Page 5: The product life cycle
When considering investing in research, development and design, a business should always be aware of the product life cycle (PLC) associated with the products in its portfolio. The life of a product is the stages that relate to the pattern of sales. These are outlined in the table.
The time period associated with the product life cycle will vary according to the product and other influences. For some, the whole life cycle could be a matter of days or weeks, for instance a piece of fruit. Others may be months, for instance seasonal items like fashion garments. For Portakabin, its products are expected to last decades. It is important to adapt the marketing mix in order to respond to changes in the market. Marketing strategies such as seeking new markets, promotion, pricing and developments that add value can extend the PLC.

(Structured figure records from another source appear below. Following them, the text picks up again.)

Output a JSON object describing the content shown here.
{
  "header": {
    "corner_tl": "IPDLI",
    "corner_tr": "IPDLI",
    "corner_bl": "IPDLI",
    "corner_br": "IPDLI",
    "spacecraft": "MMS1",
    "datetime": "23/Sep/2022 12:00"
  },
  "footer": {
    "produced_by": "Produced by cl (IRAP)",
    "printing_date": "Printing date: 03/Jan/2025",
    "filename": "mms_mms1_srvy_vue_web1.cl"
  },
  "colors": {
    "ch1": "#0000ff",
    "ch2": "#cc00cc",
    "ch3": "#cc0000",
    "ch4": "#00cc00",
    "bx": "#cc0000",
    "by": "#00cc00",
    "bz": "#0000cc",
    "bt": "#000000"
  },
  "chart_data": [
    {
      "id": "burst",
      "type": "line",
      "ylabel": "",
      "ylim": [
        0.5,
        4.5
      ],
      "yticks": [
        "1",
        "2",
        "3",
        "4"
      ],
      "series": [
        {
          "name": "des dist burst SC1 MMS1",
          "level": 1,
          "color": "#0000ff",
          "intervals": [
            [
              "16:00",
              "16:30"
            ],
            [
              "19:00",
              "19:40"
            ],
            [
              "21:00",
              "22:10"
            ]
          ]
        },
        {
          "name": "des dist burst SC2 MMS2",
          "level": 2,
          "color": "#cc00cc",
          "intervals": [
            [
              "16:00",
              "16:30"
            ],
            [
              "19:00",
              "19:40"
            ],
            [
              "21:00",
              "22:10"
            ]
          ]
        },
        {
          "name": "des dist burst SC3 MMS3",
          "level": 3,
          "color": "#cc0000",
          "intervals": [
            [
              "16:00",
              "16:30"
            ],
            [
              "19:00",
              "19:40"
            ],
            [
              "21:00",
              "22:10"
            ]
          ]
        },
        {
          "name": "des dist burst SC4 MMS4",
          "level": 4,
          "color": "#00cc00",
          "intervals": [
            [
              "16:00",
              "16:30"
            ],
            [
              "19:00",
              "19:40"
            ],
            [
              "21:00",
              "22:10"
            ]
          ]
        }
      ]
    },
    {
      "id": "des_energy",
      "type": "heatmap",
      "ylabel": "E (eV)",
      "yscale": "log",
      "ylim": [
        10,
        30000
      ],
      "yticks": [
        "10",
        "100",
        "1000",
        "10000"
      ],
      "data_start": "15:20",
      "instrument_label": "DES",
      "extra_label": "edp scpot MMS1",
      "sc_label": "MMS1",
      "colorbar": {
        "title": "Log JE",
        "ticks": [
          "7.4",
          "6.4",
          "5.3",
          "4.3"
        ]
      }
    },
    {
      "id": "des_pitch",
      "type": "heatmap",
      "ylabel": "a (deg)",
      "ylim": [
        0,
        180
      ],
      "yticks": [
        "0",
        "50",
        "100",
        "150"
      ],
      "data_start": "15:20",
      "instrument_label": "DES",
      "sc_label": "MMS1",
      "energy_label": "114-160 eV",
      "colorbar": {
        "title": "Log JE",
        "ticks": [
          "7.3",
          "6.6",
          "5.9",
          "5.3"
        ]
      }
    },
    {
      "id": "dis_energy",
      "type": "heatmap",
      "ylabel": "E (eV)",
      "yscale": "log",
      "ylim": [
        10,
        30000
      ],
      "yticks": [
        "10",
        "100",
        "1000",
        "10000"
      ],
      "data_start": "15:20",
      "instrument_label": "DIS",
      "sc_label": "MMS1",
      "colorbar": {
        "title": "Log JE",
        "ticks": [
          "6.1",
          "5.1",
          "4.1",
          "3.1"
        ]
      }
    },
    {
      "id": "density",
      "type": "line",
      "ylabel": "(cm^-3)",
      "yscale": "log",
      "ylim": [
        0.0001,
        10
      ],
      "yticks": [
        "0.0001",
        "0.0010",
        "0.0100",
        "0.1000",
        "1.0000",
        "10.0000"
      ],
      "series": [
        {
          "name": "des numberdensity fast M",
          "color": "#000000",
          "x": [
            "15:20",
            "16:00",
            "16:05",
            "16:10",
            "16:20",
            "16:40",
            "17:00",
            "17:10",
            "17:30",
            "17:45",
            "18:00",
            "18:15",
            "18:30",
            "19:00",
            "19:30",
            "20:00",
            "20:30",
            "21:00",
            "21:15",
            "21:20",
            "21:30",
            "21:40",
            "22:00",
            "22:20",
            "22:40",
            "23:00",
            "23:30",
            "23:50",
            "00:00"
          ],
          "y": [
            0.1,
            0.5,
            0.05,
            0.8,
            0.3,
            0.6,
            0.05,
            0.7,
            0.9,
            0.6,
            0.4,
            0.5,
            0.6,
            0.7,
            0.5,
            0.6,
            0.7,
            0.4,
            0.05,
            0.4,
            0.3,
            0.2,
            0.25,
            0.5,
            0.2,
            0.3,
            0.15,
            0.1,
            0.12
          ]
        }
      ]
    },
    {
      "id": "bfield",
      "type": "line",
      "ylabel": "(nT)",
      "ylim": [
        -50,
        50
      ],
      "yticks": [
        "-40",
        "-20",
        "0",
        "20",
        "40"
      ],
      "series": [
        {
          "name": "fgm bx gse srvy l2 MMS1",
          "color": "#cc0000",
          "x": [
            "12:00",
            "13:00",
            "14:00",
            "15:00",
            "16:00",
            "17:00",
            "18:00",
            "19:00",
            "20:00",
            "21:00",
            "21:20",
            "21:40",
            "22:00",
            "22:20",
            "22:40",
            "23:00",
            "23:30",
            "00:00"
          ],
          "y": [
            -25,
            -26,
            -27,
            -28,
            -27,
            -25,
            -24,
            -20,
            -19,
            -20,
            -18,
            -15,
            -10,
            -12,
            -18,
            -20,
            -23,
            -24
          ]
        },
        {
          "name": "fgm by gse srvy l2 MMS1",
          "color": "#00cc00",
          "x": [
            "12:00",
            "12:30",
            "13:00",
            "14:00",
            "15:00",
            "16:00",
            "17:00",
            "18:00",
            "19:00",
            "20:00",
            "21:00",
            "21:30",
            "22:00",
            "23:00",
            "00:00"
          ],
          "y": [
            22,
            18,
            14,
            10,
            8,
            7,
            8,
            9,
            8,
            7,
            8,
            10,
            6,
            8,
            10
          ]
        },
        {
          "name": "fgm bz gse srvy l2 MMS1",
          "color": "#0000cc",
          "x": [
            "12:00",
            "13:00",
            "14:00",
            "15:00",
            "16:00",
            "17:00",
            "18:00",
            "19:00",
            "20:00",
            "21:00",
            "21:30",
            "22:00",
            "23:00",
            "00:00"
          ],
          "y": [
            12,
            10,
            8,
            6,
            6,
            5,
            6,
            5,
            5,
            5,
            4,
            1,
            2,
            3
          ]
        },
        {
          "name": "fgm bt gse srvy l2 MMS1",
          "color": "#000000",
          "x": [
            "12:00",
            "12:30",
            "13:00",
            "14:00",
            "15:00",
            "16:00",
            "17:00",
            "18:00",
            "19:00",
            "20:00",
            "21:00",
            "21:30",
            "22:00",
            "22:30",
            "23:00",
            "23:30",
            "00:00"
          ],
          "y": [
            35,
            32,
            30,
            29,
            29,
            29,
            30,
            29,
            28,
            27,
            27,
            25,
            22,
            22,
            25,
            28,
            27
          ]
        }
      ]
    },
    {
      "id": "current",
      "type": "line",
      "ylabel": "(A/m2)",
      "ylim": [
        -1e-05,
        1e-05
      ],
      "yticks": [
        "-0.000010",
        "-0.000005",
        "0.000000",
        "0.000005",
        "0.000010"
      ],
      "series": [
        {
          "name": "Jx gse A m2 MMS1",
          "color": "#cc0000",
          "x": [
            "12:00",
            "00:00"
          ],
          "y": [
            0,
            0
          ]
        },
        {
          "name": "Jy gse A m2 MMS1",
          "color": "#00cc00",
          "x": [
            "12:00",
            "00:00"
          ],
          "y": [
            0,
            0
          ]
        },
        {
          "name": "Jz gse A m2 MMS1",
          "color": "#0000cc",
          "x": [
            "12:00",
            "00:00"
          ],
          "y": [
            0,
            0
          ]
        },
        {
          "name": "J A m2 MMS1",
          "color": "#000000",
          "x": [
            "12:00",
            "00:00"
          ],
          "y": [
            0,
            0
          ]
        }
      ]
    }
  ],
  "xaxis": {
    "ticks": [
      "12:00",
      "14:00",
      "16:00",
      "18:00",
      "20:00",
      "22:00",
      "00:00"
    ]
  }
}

The YBS is in the introduction stage of its life cycle. Portakabin has invested heavily in promoting this product to increase awareness in the market and help make the launch successful. Examples of how interest has been created in this new product include an extensive development of its website which promotes the benefits and attributes of the YBS. Existing customers have also been introduced to YBS through direct mailing.
Depending on where the product is in the life cycle, different marketing strategies will be used. The key is to recognise how sales are changing and the effects of competition on sales and profits. Most businesses will seek to develop new products to launch so that the growth period coincides with the saturation stage of existing products. This enables a smooth transition and enables profits to be maintained. The profits from products in the maturity stage tend to finance the development of new innovations.
The commitment of Portakabin to constant innovation has been one of the main reasons it remains a market leader. As the sales of YBS grow the future success of the product will help finance further research and development.